Unfortunately for the critics, there will not be all that many opportunities from the platform to make their unhappiness heard.
The agenda is such that many of the policy motions being debated are uncontroversial, with the most critical coming on Monday when the coalition policy on "free" schools will be up for discussion.
Big decisions
That motion calls on people to reject free schools and to ensure that local authorities retain some control over all schools in their area.
If passed, it will do nothing to alter government policy, but would be embarrassing to the party leadership.
Wednesday afternoon will also see Lib Dem cabinet ministers (minus Nick Clegg who will have jetted off to the United Nations in New York by then) taking questions from the floor.
Mr Clegg will do something similar on Sunday afternoon; but these are often very polite affairs, with questions submitted ahead of time, and sifted.
Of course, much of the debate over the wisdom of the party's position in government will take place in the bars and restaurants and at fringe meetings around the Liverpool docks.
Some big decisions are looming for the Lib Dem's five cabinet ministers and there will be no shortage of advice from the grass roots on how they should proceed.

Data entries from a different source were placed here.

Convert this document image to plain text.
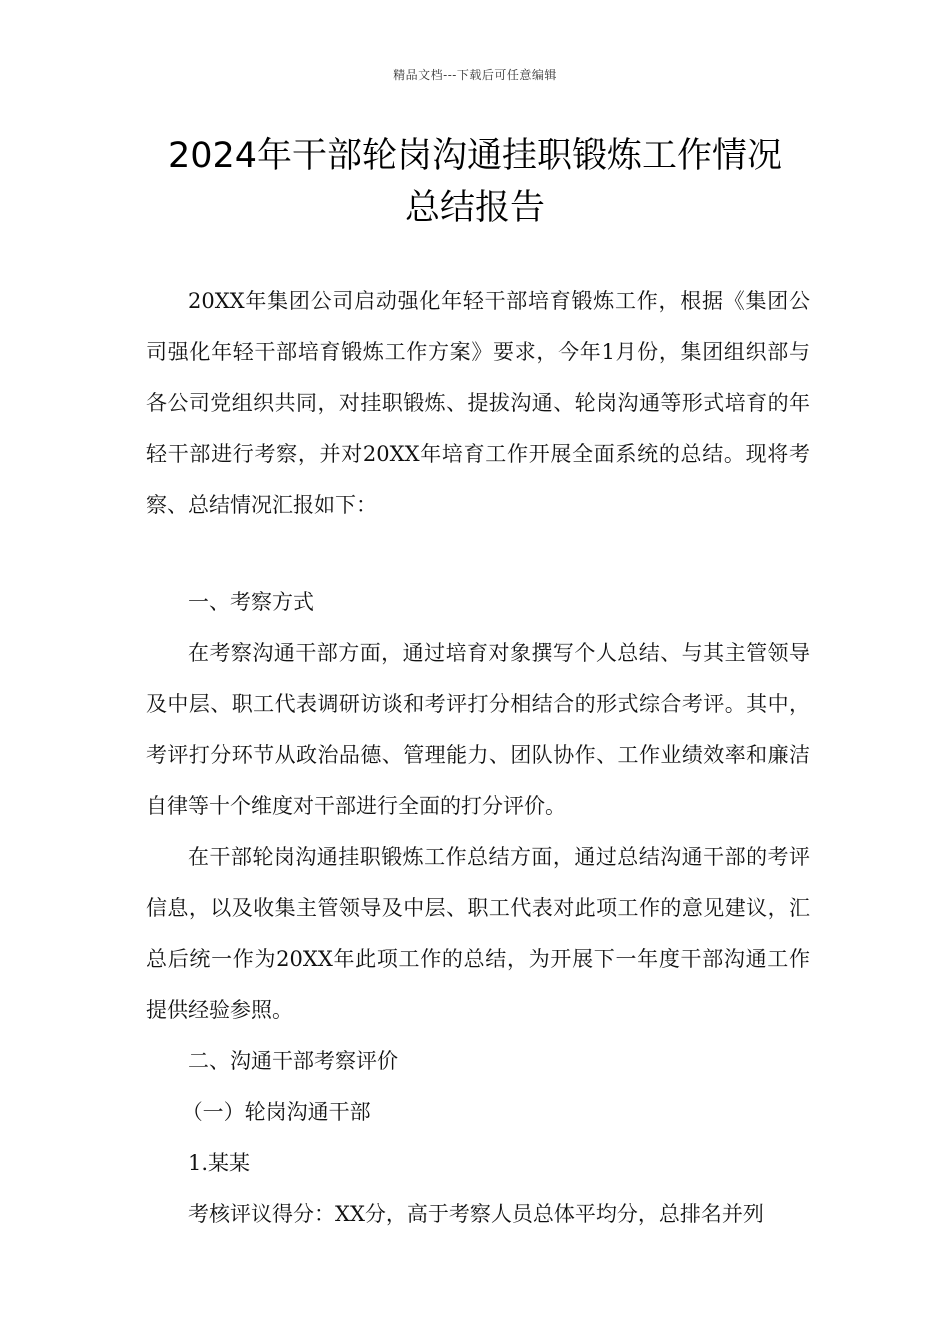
精品文档---下载后可任意编辑
2024年干部轮岗沟通挂职锻炼工作情况
总结报告

20XX年集团公司启动强化年轻干部培育锻炼工作，根据《集团公司强化年轻干部培育锻炼工作方案》要求，今年1月份，集团组织部与各公司党组织共同，对挂职锻炼、提拔沟通、轮岗沟通等形式培育的年轻干部进行考察，并对20XX年培育工作开展全面系统的总结。现将考察、总结情况汇报如下：

一、考察方式

在考察沟通干部方面，通过培育对象撰写个人总结、与其主管领导及中层、职工代表调研访谈和考评打分相结合的形式综合考评。其中，考评打分环节从政治品德、管理能力、团队协作、工作业绩效率和廉洁自律等十个维度对干部进行全面的打分评价。

在干部轮岗沟通挂职锻炼工作总结方面，通过总结沟通干部的考评信息，以及收集主管领导及中层、职工代表对此项工作的意见建议，汇总后统一作为20XX年此项工作的总结，为开展下一年度干部沟通工作提供经验参照。

二、沟通干部考察评价

（一）轮岗沟通干部

1.某某

考核评议得分：XX分，高于考察人员总体平均分，总排名并列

Soon the reckoning over student finance will have to be grasped.
Upbeat message
Lord Browne's report into the future of higher education funding is due within weeks, and if, as many expect, he recommends raising tuition fees, then this will be a testing moment for the coalition partners, since the Lib Dems have campaigned long and hard against the very existence of such fees.

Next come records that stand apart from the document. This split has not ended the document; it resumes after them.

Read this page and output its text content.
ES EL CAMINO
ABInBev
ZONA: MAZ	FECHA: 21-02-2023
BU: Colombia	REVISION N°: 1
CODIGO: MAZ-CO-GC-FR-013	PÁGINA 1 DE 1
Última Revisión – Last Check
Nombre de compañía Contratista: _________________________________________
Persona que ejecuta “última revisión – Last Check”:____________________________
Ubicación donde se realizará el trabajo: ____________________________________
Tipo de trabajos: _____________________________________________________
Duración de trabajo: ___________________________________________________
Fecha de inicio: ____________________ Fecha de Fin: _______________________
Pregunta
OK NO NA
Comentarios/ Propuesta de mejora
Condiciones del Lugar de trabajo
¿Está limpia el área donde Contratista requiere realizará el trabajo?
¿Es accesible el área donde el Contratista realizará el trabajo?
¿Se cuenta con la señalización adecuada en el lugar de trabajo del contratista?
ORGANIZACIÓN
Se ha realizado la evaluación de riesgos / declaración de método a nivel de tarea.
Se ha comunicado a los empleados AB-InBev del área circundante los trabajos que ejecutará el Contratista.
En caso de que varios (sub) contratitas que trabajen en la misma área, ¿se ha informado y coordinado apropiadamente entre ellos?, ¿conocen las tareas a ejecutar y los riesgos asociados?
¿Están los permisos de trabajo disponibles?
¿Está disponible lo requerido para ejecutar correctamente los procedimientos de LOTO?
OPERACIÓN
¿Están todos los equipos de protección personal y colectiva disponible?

True, the coalition agreement makes provision for such a disagreement, allowing Liberal Democrat MPs to abstain in a parliamentary vote, but nonetheless it would mark a chink in the unified front that both parties are endeavouring to present.
Other issues are already bubbling away, such as the proposed cap on non-EU immigration.
The business secretary, Vince Cable, has again made his unhappiness about the policy clear, seemingly immune from the usual ties of collective responsibility that bind ministers to their government's policies, in public at least.
A handful of Lib Dem MPs, outside government, have been chipping away over Chancellor George Osborne's spending review and will no doubt have plenty to say when the full panoply of cuts is announced on 20 October.
But perhaps the summit of uncertainty will come next May, when, on a single day, the Lib Dems will be fighting to hold on to thousands of council seats and asking the electorate to change the voting system for Westminster elections.
If both these tests are flunked, then who knows what the consequences for the party will be.
In the meantime, and despite the rumbling concerns, expect a reasonably upbeat message to emanate from the banks of the Mersey - after all, how many of the Lib Dem faithful really believed five months ago that they would actually have a hand in running the country?